Jembatan dengan panjang 1.650 meter dan menelan biaya pembangunan sebesar Rp 1,028 triliun tersebut, menjadi bagian vital dari jalur Trans Kalimantan yang menghubungkan Kalimantan Barat, Kalimantan Tengah, Kalimantan Timur dan Kalimantan Utara.
Kita ketahui bersama, jembatan ini, adalah denyut nadi ekonomi, jalur distribusi, akses sosial, serta bagian dari kebanggaan masyarakat Tayan khususnya, dan Kalimantan pada umumnya.
Namun, harapan dan kebanggaan itu kini terusik oleh kondisi memprihatinkan yang kian hari makin tak terbantahkan.
Lampu-lampu penerangan yang semestinya menyinari badan jembatan di malam hari kini mati total.
Jembatan Pak Kasih, demikian nama resminya tenggelam dalam kegelapan, seperti dilupakan.
Tidak hanya menghilangkan estetika yang dulu memesona, kegelapan ini telah menimbulkan rasa was-was bagi masyarakat yang melintasinya di malam hari.
Apalagi bagi pengendara luar daerah yang tidak terbiasa dengan kontur jalannya. Ini bukan sekadar soal kenyamanan, tetapi menyangkut keselamatan.
Lebih menyakitkan lagi, berbagai aksesoris jembatan bagian yang dulu memperindah wajahnya dan memberi identitas arsitektural khas kini banyak yang hilang.
Hilang secara perlahan, tanpa ada penjelasan pasti, tanpa upaya penggantian atau pemulihan.
Apakah raib karena ulah tangan-tangan tak bertanggung jawab? Apakah karena kelalaian dalam pengawasan dan pemeliharaan? Yang jelas, diamnya pemerintah dan masyarakat terhadap kondisi ini sangat menyedihkan.
Kita sedang menyaksikan bagaimana sebuah infrastruktur yang pernah dielu-elukan dan menjadi titik balik pembangunan, kini merosot perlahan karena kurangnya perhatian.
Ironis, ketika pemerintah pusat terus menggencarkan pembangunan infrastruktur di berbagai penjuru negeri, justru sebuah jembatan strategis dan historis di Kalimantan Barat tampak dibiarkan merana, perlahan kehilangan pesonanya.
Pembangunan fisik hanyalah separuh dari cerita sukses sebuah infrastruktur.
Separuh lainnya terletak pada keberlanjutan, perawatan, dan kepedulian terhadap umur manfaatnya.
Apa artinya menghabiskan triliunan rupiah jika pada akhirnya hasil pembangunan itu tak dirawat?

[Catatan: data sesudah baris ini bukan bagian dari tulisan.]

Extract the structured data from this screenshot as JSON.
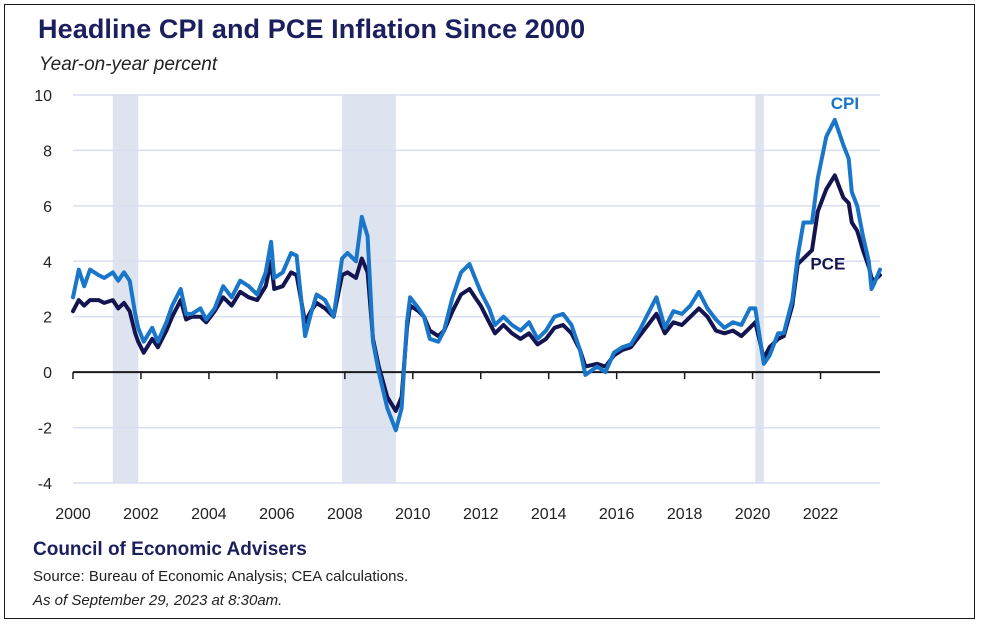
{
  "title": "Headline CPI and PCE Inflation Since 2000",
  "subtitle": "Year-on-year percent",
  "footer": {
    "org": "Council of Economic Advisers",
    "source": "Source: Bureau of Economic Analysis; CEA calculations.",
    "as_of": "As of September 29, 2023 at 8:30am."
  },
  "colors": {
    "cpi": "#1976c8",
    "pce": "#141450",
    "recession": "#dde3ef",
    "grid": "#d9def0",
    "axis": "#1a1a1a"
  },
  "chart_data": {
    "type": "line",
    "title": "Headline CPI and PCE Inflation Since 2000",
    "ylabel": "Year-on-year percent",
    "xlim": [
      2000,
      2023.75
    ],
    "ylim": [
      -4,
      10
    ],
    "yticks": [
      -4,
      -2,
      0,
      2,
      4,
      6,
      8,
      10
    ],
    "xticks": [
      2000,
      2002,
      2004,
      2006,
      2008,
      2010,
      2012,
      2014,
      2016,
      2018,
      2020,
      2022
    ],
    "ytick_labels": [
      "-4",
      "-2",
      "0",
      "2",
      "4",
      "6",
      "8",
      "10"
    ],
    "xtick_labels": [
      "2000",
      "2002",
      "2004",
      "2006",
      "2008",
      "2010",
      "2012",
      "2014",
      "2016",
      "2018",
      "2020",
      "2022"
    ],
    "grid": "horizontal",
    "recessions": [
      [
        2001.17,
        2001.92
      ],
      [
        2007.92,
        2009.5
      ],
      [
        2020.08,
        2020.33
      ]
    ],
    "series": [
      {
        "name": "CPI",
        "points": [
          [
            2000.0,
            2.7
          ],
          [
            2000.17,
            3.7
          ],
          [
            2000.33,
            3.1
          ],
          [
            2000.5,
            3.7
          ],
          [
            2000.75,
            3.5
          ],
          [
            2000.92,
            3.4
          ],
          [
            2001.17,
            3.6
          ],
          [
            2001.33,
            3.3
          ],
          [
            2001.5,
            3.6
          ],
          [
            2001.67,
            3.3
          ],
          [
            2001.83,
            2.1
          ],
          [
            2001.92,
            1.6
          ],
          [
            2002.08,
            1.1
          ],
          [
            2002.33,
            1.6
          ],
          [
            2002.5,
            1.1
          ],
          [
            2002.75,
            1.8
          ],
          [
            2002.92,
            2.4
          ],
          [
            2003.17,
            3.0
          ],
          [
            2003.33,
            2.1
          ],
          [
            2003.5,
            2.1
          ],
          [
            2003.75,
            2.3
          ],
          [
            2003.92,
            1.9
          ],
          [
            2004.17,
            2.3
          ],
          [
            2004.42,
            3.1
          ],
          [
            2004.67,
            2.7
          ],
          [
            2004.92,
            3.3
          ],
          [
            2005.17,
            3.1
          ],
          [
            2005.42,
            2.8
          ],
          [
            2005.67,
            3.6
          ],
          [
            2005.83,
            4.7
          ],
          [
            2005.92,
            3.4
          ],
          [
            2006.17,
            3.6
          ],
          [
            2006.42,
            4.3
          ],
          [
            2006.58,
            4.2
          ],
          [
            2006.83,
            1.3
          ],
          [
            2007.0,
            2.1
          ],
          [
            2007.17,
            2.8
          ],
          [
            2007.42,
            2.6
          ],
          [
            2007.67,
            2.0
          ],
          [
            2007.92,
            4.1
          ],
          [
            2008.08,
            4.3
          ],
          [
            2008.33,
            4.0
          ],
          [
            2008.5,
            5.6
          ],
          [
            2008.67,
            4.9
          ],
          [
            2008.83,
            1.1
          ],
          [
            2009.0,
            0.0
          ],
          [
            2009.25,
            -1.3
          ],
          [
            2009.5,
            -2.1
          ],
          [
            2009.67,
            -1.3
          ],
          [
            2009.83,
            1.8
          ],
          [
            2009.92,
            2.7
          ],
          [
            2010.17,
            2.3
          ],
          [
            2010.33,
            2.0
          ],
          [
            2010.5,
            1.2
          ],
          [
            2010.75,
            1.1
          ],
          [
            2010.92,
            1.5
          ],
          [
            2011.17,
            2.7
          ],
          [
            2011.42,
            3.6
          ],
          [
            2011.67,
            3.9
          ],
          [
            2011.83,
            3.4
          ],
          [
            2012.0,
            2.9
          ],
          [
            2012.25,
            2.3
          ],
          [
            2012.42,
            1.7
          ],
          [
            2012.67,
            2.0
          ],
          [
            2012.92,
            1.7
          ],
          [
            2013.17,
            1.5
          ],
          [
            2013.42,
            1.8
          ],
          [
            2013.67,
            1.2
          ],
          [
            2013.92,
            1.5
          ],
          [
            2014.17,
            2.0
          ],
          [
            2014.42,
            2.1
          ],
          [
            2014.67,
            1.7
          ],
          [
            2014.92,
            0.8
          ],
          [
            2015.08,
            -0.1
          ],
          [
            2015.42,
            0.2
          ],
          [
            2015.67,
            0.0
          ],
          [
            2015.92,
            0.7
          ],
          [
            2016.17,
            0.9
          ],
          [
            2016.42,
            1.0
          ],
          [
            2016.67,
            1.5
          ],
          [
            2016.92,
            2.1
          ],
          [
            2017.17,
            2.7
          ],
          [
            2017.42,
            1.6
          ],
          [
            2017.67,
            2.2
          ],
          [
            2017.92,
            2.1
          ],
          [
            2018.17,
            2.4
          ],
          [
            2018.42,
            2.9
          ],
          [
            2018.67,
            2.3
          ],
          [
            2018.92,
            1.9
          ],
          [
            2019.17,
            1.6
          ],
          [
            2019.42,
            1.8
          ],
          [
            2019.67,
            1.7
          ],
          [
            2019.92,
            2.3
          ],
          [
            2020.08,
            2.3
          ],
          [
            2020.33,
            0.3
          ],
          [
            2020.5,
            0.6
          ],
          [
            2020.75,
            1.4
          ],
          [
            2020.92,
            1.4
          ],
          [
            2021.17,
            2.6
          ],
          [
            2021.33,
            4.2
          ],
          [
            2021.5,
            5.4
          ],
          [
            2021.75,
            5.4
          ],
          [
            2021.92,
            7.0
          ],
          [
            2022.17,
            8.5
          ],
          [
            2022.42,
            9.1
          ],
          [
            2022.67,
            8.2
          ],
          [
            2022.83,
            7.7
          ],
          [
            2022.92,
            6.5
          ],
          [
            2023.08,
            6.0
          ],
          [
            2023.25,
            4.9
          ],
          [
            2023.42,
            4.0
          ],
          [
            2023.5,
            3.0
          ],
          [
            2023.58,
            3.2
          ],
          [
            2023.75,
            3.7
          ]
        ]
      },
      {
        "name": "PCE",
        "points": [
          [
            2000.0,
            2.2
          ],
          [
            2000.17,
            2.6
          ],
          [
            2000.33,
            2.4
          ],
          [
            2000.5,
            2.6
          ],
          [
            2000.75,
            2.6
          ],
          [
            2000.92,
            2.5
          ],
          [
            2001.17,
            2.6
          ],
          [
            2001.33,
            2.3
          ],
          [
            2001.5,
            2.5
          ],
          [
            2001.67,
            2.2
          ],
          [
            2001.83,
            1.4
          ],
          [
            2001.92,
            1.1
          ],
          [
            2002.08,
            0.7
          ],
          [
            2002.33,
            1.2
          ],
          [
            2002.5,
            0.9
          ],
          [
            2002.75,
            1.5
          ],
          [
            2002.92,
            2.0
          ],
          [
            2003.17,
            2.6
          ],
          [
            2003.33,
            1.9
          ],
          [
            2003.5,
            2.0
          ],
          [
            2003.75,
            2.0
          ],
          [
            2003.92,
            1.8
          ],
          [
            2004.17,
            2.2
          ],
          [
            2004.42,
            2.7
          ],
          [
            2004.67,
            2.4
          ],
          [
            2004.92,
            2.9
          ],
          [
            2005.17,
            2.7
          ],
          [
            2005.42,
            2.6
          ],
          [
            2005.67,
            3.1
          ],
          [
            2005.83,
            4.0
          ],
          [
            2005.92,
            3.0
          ],
          [
            2006.17,
            3.1
          ],
          [
            2006.42,
            3.6
          ],
          [
            2006.58,
            3.5
          ],
          [
            2006.83,
            1.8
          ],
          [
            2007.0,
            2.2
          ],
          [
            2007.17,
            2.5
          ],
          [
            2007.42,
            2.3
          ],
          [
            2007.67,
            2.0
          ],
          [
            2007.92,
            3.5
          ],
          [
            2008.08,
            3.6
          ],
          [
            2008.33,
            3.4
          ],
          [
            2008.5,
            4.1
          ],
          [
            2008.67,
            3.6
          ],
          [
            2008.83,
            1.2
          ],
          [
            2009.0,
            0.2
          ],
          [
            2009.25,
            -0.9
          ],
          [
            2009.5,
            -1.4
          ],
          [
            2009.67,
            -0.9
          ],
          [
            2009.83,
            1.6
          ],
          [
            2009.92,
            2.4
          ],
          [
            2010.17,
            2.2
          ],
          [
            2010.33,
            2.0
          ],
          [
            2010.5,
            1.5
          ],
          [
            2010.75,
            1.3
          ],
          [
            2010.92,
            1.5
          ],
          [
            2011.17,
            2.2
          ],
          [
            2011.42,
            2.8
          ],
          [
            2011.67,
            3.0
          ],
          [
            2011.83,
            2.7
          ],
          [
            2012.0,
            2.4
          ],
          [
            2012.25,
            1.8
          ],
          [
            2012.42,
            1.4
          ],
          [
            2012.67,
            1.7
          ],
          [
            2012.92,
            1.4
          ],
          [
            2013.17,
            1.2
          ],
          [
            2013.42,
            1.4
          ],
          [
            2013.67,
            1.0
          ],
          [
            2013.92,
            1.2
          ],
          [
            2014.17,
            1.6
          ],
          [
            2014.42,
            1.7
          ],
          [
            2014.67,
            1.4
          ],
          [
            2014.92,
            0.8
          ],
          [
            2015.08,
            0.2
          ],
          [
            2015.42,
            0.3
          ],
          [
            2015.67,
            0.2
          ],
          [
            2015.92,
            0.6
          ],
          [
            2016.17,
            0.8
          ],
          [
            2016.42,
            0.9
          ],
          [
            2016.67,
            1.3
          ],
          [
            2016.92,
            1.7
          ],
          [
            2017.17,
            2.1
          ],
          [
            2017.42,
            1.4
          ],
          [
            2017.67,
            1.8
          ],
          [
            2017.92,
            1.7
          ],
          [
            2018.17,
            2.0
          ],
          [
            2018.42,
            2.3
          ],
          [
            2018.67,
            2.0
          ],
          [
            2018.92,
            1.5
          ],
          [
            2019.17,
            1.4
          ],
          [
            2019.42,
            1.5
          ],
          [
            2019.67,
            1.3
          ],
          [
            2019.92,
            1.6
          ],
          [
            2020.08,
            1.8
          ],
          [
            2020.33,
            0.5
          ],
          [
            2020.5,
            0.9
          ],
          [
            2020.75,
            1.2
          ],
          [
            2020.92,
            1.3
          ],
          [
            2021.17,
            2.4
          ],
          [
            2021.33,
            3.9
          ],
          [
            2021.5,
            4.1
          ],
          [
            2021.75,
            4.4
          ],
          [
            2021.92,
            5.8
          ],
          [
            2022.17,
            6.6
          ],
          [
            2022.42,
            7.1
          ],
          [
            2022.67,
            6.3
          ],
          [
            2022.83,
            6.1
          ],
          [
            2022.92,
            5.4
          ],
          [
            2023.08,
            5.1
          ],
          [
            2023.25,
            4.4
          ],
          [
            2023.42,
            3.8
          ],
          [
            2023.5,
            3.4
          ],
          [
            2023.58,
            3.3
          ],
          [
            2023.75,
            3.5
          ]
        ]
      }
    ]
  }
}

Apa gunanya kita membanggakan jembatan ini sebagai penghubung provinsi dan penggerak ekonomi jika tampilan dan kondisinya tidak menunjukkan wibawa dan peran strategis tersebut?
Keprihatinan ini mestinya tidak berhenti hanya pada keluhan di media sosial atau bisik-bisik warga. Pemerintah daerah, khususnya Kabupaten Sanggau dan Provinsi Kalimantan Barat, harus segera mengambil langkah konkret.

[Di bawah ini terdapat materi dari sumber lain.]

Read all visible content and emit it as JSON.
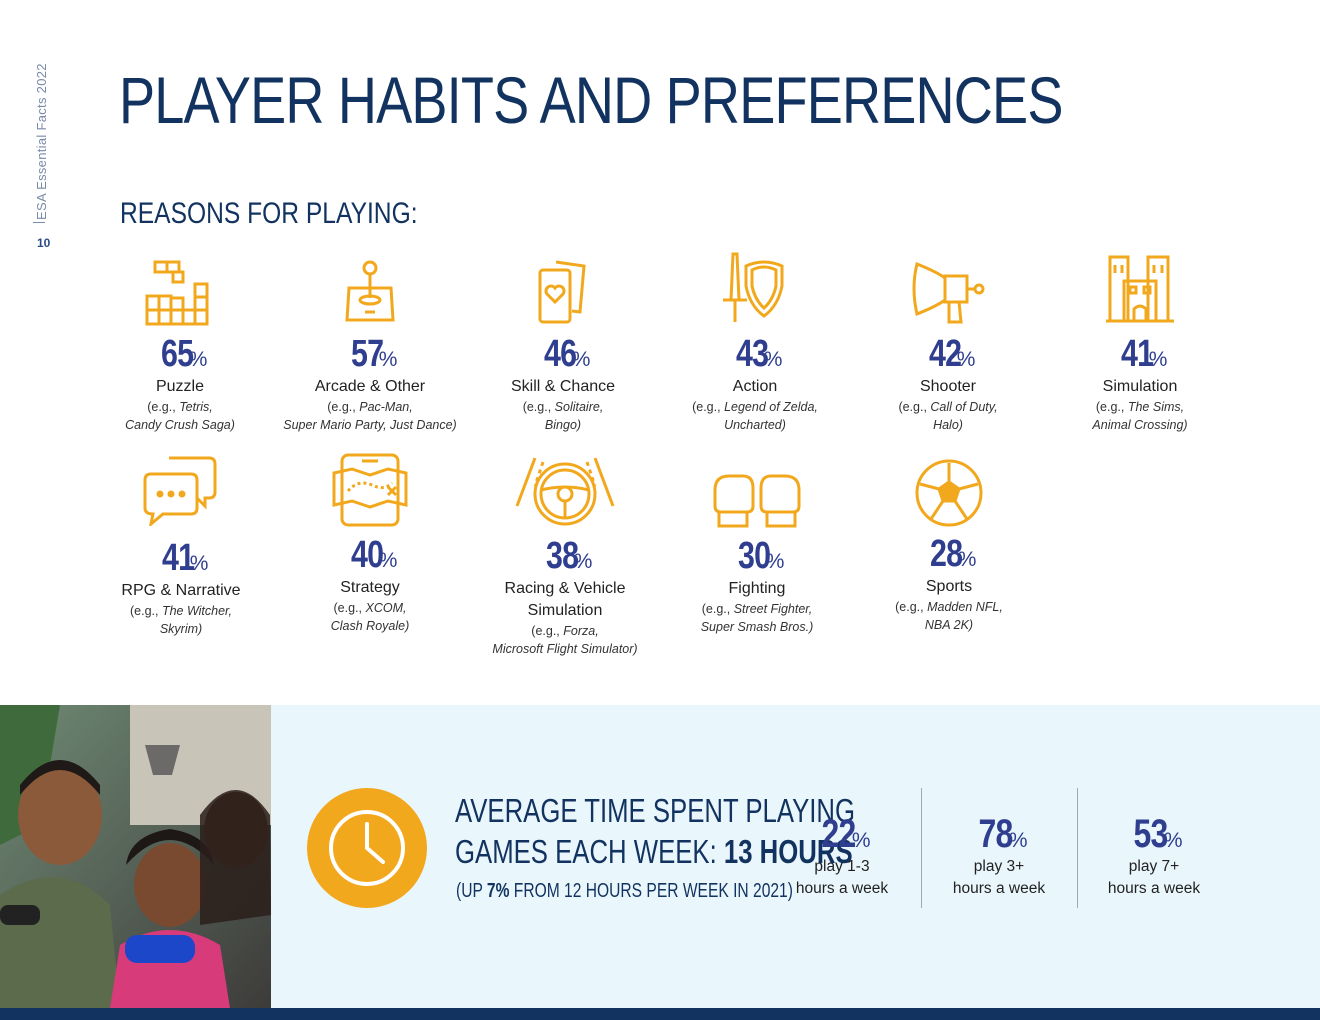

Perbaikan lampu penerangan dan pemulihan aksesoris bukanlah perkara mewah, melainkan kebutuhan dasar untuk menjaga fungsi, keamanan, dan wibawa jembatan.
Koordinasi lintas instansi harus digerakkan untuk memastikan pengawasan dilakukan secara berkala, dan alokasi anggaran pemeliharaan tidak sekadar formalitas di atas kertas.

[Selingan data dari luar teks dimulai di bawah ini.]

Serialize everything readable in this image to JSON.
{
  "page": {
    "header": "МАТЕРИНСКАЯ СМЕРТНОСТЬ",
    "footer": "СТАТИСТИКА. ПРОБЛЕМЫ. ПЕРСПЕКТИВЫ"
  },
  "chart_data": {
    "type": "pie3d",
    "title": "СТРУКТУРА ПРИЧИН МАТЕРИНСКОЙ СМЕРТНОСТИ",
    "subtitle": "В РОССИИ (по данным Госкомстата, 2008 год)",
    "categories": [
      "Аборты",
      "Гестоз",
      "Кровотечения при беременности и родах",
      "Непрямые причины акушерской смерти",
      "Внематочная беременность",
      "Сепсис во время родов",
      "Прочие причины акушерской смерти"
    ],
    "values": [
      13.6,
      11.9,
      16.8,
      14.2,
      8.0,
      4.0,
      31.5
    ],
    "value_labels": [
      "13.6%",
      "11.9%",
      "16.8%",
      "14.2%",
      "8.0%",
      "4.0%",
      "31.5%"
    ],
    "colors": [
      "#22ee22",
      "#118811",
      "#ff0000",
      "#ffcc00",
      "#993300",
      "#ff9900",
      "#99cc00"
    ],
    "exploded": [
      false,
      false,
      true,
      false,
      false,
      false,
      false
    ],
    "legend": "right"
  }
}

Namun, bukan hanya pemerintah yang harus bertindak. Masyarakat pun mesti dibangunkan dari tidur panjang kepedulian. Rasa memiliki terhadap fasilitas umum seperti Jembatan Kapuas Tayan harus ditumbuhkan kembali.
Tidak bisa terus-menerus kita biarkan aset negara dirusak oleh oknum, atau diabaikan oleh publik karena merasa “bukan urusan saya”. Kita perlu menumbuhkan budaya merawat, bukan sekadar menikmati.
Jembatan Kapuas Tayan adalah simbol. Ia menjadi saksi tekad pemerintah membangun dari pinggiran, memperkuat konektivitas, dan mengangkat Kalimantan sebagai poros pertumbuhan baru.
Tapi hari ini, simbol itu sedang memudar. Jika kita terus abai, bisa jadi dalam waktu dekat ia akan kehilangan maknanya.
Dan saat itu terjadi, bukan hanya jembatan yang runtuh secara simbolik, tetapi juga semangat dan penghargaan kita terhadap hasil pembangunan itu sendiri.
Masih belum terlambat untuk peduli. Tapi waktu tidak menunggu. Lantas, siapa yang mesti peduli, apakah wakil rakyat, pemerintah, masyarakat atau siapa?? [ red ].